The secrecy surrounding the case and the delay in legal action are puzzling.
Chun Hsien Deng, an 18-year-old freshman at Baruch College, was among about 20 pledges to the Pi Delta Psi fraternity who spent a weekend in the Pocono mountains in December 2013. During a hazing rite known as the “glass ceiling,” Deng lost consciousness and died, according to an affidavit filed by the Pocono Mountain Regional Police Department.
The wall of silence descended and despite repeated attempts by this paper to follow the case, nothing more was heard for well over a year.
Then the Monroe County coroner’s office said recently it had ruled the death a homicide, but so far no one has been charged.
The Pocono police are still conducting the investigation, according to court documents filed by Deng’s mother, but they would not disclose why the probe has not been concluded.
Deng’s mother, Xia Fen Liu, submitted a notice to file claim against CUNY within the deadline period. But she did not verify the claim because she contended the City University of New York had more information to build a case than her family, which was denied most access under a federal privacy act as the investigation continued.
The law, it would seem, has created a situation in which the parents of the victim are kept in the dark while the parent of Baruch is allowed to develop its own defense.
CUNY expelled Pi Delta Psi from the Baruch campus immediately after Deng’s death and said the Pennsylvania trip had not been sanctioned by the fraternity. The head of the national fraternity is the brother of Flushing Congresswoman Grace Meng.

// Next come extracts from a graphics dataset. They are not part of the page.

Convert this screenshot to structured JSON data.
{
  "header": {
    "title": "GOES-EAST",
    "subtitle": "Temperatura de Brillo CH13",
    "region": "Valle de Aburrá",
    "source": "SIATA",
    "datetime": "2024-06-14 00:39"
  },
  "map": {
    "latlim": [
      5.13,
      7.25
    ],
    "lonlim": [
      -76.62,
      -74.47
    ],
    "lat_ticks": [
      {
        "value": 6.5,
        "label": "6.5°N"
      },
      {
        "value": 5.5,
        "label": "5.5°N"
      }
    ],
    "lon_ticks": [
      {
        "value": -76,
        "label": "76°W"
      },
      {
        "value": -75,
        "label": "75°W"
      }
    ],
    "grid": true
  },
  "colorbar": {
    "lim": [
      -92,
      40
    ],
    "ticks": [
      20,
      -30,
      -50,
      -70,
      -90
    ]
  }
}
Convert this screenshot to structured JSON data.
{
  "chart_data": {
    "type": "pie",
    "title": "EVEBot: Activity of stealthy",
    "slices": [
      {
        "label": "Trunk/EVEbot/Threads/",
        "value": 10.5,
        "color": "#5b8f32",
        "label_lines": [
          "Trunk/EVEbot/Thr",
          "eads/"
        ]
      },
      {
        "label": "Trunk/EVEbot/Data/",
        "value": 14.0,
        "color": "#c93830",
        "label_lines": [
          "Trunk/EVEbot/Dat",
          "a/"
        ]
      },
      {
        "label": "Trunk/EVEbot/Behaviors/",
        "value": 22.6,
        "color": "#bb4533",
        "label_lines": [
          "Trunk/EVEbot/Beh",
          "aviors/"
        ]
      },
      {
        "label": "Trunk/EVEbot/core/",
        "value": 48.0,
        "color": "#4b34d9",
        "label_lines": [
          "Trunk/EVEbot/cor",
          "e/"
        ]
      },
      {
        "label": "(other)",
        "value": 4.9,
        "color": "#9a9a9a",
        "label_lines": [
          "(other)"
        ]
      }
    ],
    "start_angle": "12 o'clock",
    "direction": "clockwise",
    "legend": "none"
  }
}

Three months before the incident, 11 members of the Baruch chapter took an anti-hazing seminar and agreed not to take part in hazing practices, court records from the college revealed. Baruch maintained it was not responsible for Deng’s death, based on these actions.
But Judge Alan Marin of the New York Court of Claims ruled that Liu was entitled to file a late claim, clearing the way for the family to seek monetary losses resulting from his death.
Since the case has evolved into a homicide, we are waiting for prosecutors to identify and arrest the suspects - 16 months after the fatal incident. The delay for Deng’s parents must be unbearable and they deserve to know how their only son died and why.